(Photo: Nina Westervelt)

(Photo: Nina Westervelt)

In the two and a half years that Ariel Pellman has gone to Hair Metal in Greenpoint, she’s also gone through six hairstyles. See if you can follow along with just a few: When she first visited the six-seater salon, Ariel had some purple in her hair, “but it was mostly black,” she says. “We shaved the side and made that hot pink, so I had purple and pink. Then, we did the same and bleached the tips and did teal on the bottom. And then we shaved it again and did teal with a black skull on the side.” You know, to match her skull earrings; Ariel has twelve pairs in various colors. She’s got a thing for skulls. Which could explain her love for Hair Metal, what with the giant, menacing spray-painted skull behind the hair washing station or the multiple skulls adorning the mirrors, or perhaps the Hair Metal logo itself – a skull and cross-shears.

Growing up, the twenty-seven year-old NYU grad student was a musical theater performer. Now Ariel focuses on costume design in her intensive fifteen-person program. However, that old dramatic flair keeps burning; just look at her current hair color – a mix of “Hot Hot Pink” by Manic Panic and “Cherry Bomb” by Special Effects. What’s on her head could be seen as an expression of what’s on her mind: She’s working on a thesis where she’ll costume design the dark musical Sweeney Todd, which she describes as a “violent passionate story.” Is that a good way to describe her? “Maybe violently passionate,” she says wryly. In her theatre travails, Ariel has worked with Kristen Chenoweth and sang an impromptu rendition of the Muppets “Menomena” song with Harvey Firestein. (It’s a long, serendipitous story.)

Born and raised in New York City with a brief jaunt in Georgia for undergrad, now Ariel lives only blocks away from Hair Metal where they blast everything from The Misfits to Slayer while stylists bleach and blow-dry.
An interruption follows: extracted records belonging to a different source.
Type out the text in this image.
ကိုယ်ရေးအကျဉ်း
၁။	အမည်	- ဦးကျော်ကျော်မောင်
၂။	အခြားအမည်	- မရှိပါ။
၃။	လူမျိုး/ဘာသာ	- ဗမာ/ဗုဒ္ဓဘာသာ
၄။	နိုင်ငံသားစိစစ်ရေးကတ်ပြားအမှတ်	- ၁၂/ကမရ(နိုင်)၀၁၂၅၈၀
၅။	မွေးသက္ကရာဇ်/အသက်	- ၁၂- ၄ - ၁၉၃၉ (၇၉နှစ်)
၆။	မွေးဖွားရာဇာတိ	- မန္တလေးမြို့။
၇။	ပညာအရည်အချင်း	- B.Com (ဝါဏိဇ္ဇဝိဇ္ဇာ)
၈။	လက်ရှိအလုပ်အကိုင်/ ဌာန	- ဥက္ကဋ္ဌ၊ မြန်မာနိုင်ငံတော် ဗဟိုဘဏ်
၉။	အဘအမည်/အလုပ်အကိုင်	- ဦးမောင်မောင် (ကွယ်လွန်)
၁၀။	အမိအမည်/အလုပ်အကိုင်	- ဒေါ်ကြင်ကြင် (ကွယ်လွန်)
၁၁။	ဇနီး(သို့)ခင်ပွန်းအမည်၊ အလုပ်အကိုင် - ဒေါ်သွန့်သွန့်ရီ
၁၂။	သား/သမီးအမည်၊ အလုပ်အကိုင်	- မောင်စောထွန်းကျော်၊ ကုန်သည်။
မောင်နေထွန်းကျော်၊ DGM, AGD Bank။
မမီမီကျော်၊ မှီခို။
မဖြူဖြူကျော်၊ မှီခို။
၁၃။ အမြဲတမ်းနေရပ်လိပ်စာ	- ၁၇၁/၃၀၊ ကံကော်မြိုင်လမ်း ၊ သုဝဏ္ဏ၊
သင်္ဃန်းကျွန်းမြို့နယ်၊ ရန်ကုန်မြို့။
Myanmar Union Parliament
She’s a regular at the salon as much as she’s a regular with her hairstylist Brittany White. “I won’t let anyone else touch my hair,” Ariel says. “She’s never done me wrong.” Neither has Hair Metal – in the good times and the bad.

AKA

(Photo: Nina Westervelt)

I was a weird kid. I loved to put anything on that anyone else wouldn’t wear.

What made me want to be a designer rather than a performer was that clothes have a really emotional and psychological impact on how you feel. I think anyone here [at Hair Metal] knows that.

I still love to do karaoke. My go-to is anything by No Doubt. “Spiderwebs” “Sunday Morning” – I love Gwen Stefani. She was definitely a role model growing up. She used to do big pin curls in her hair and I thought that was so cool.

I just ended a really long relationship of six years. I’m very sad. I’m recovering. I’m trying to. You think probably you’re going to get married soon; you hope that maybe you’ll get married soon. I found out that he was just kind of avoiding the fact that he didn’t want that.

It was Christmas Eve, a week after I’d been broken up with. I was alone in my apartment on Christmas Eve. I found the whisky bottle and finished it off and thought, “I’m alone on Christmas Eve! Oh, God!” I started bleaching my hair and that made me feel a lot better. And I did a good job. Hair therapy. I did that.

I’ve done everything from order lunch here to play video games. One of the hair stylists had her [Nintendo] Wii in here, and I was watching them play “Michael Jackson Dance” or whatever it was. It took me three hours to get up the nerve to actually do it because I suck at that shit. And I’m in a bleach hair cap thing dancing in here with the Wii remote. There were two other stylists here and another customer who was having her hair bleached. We were all having a party.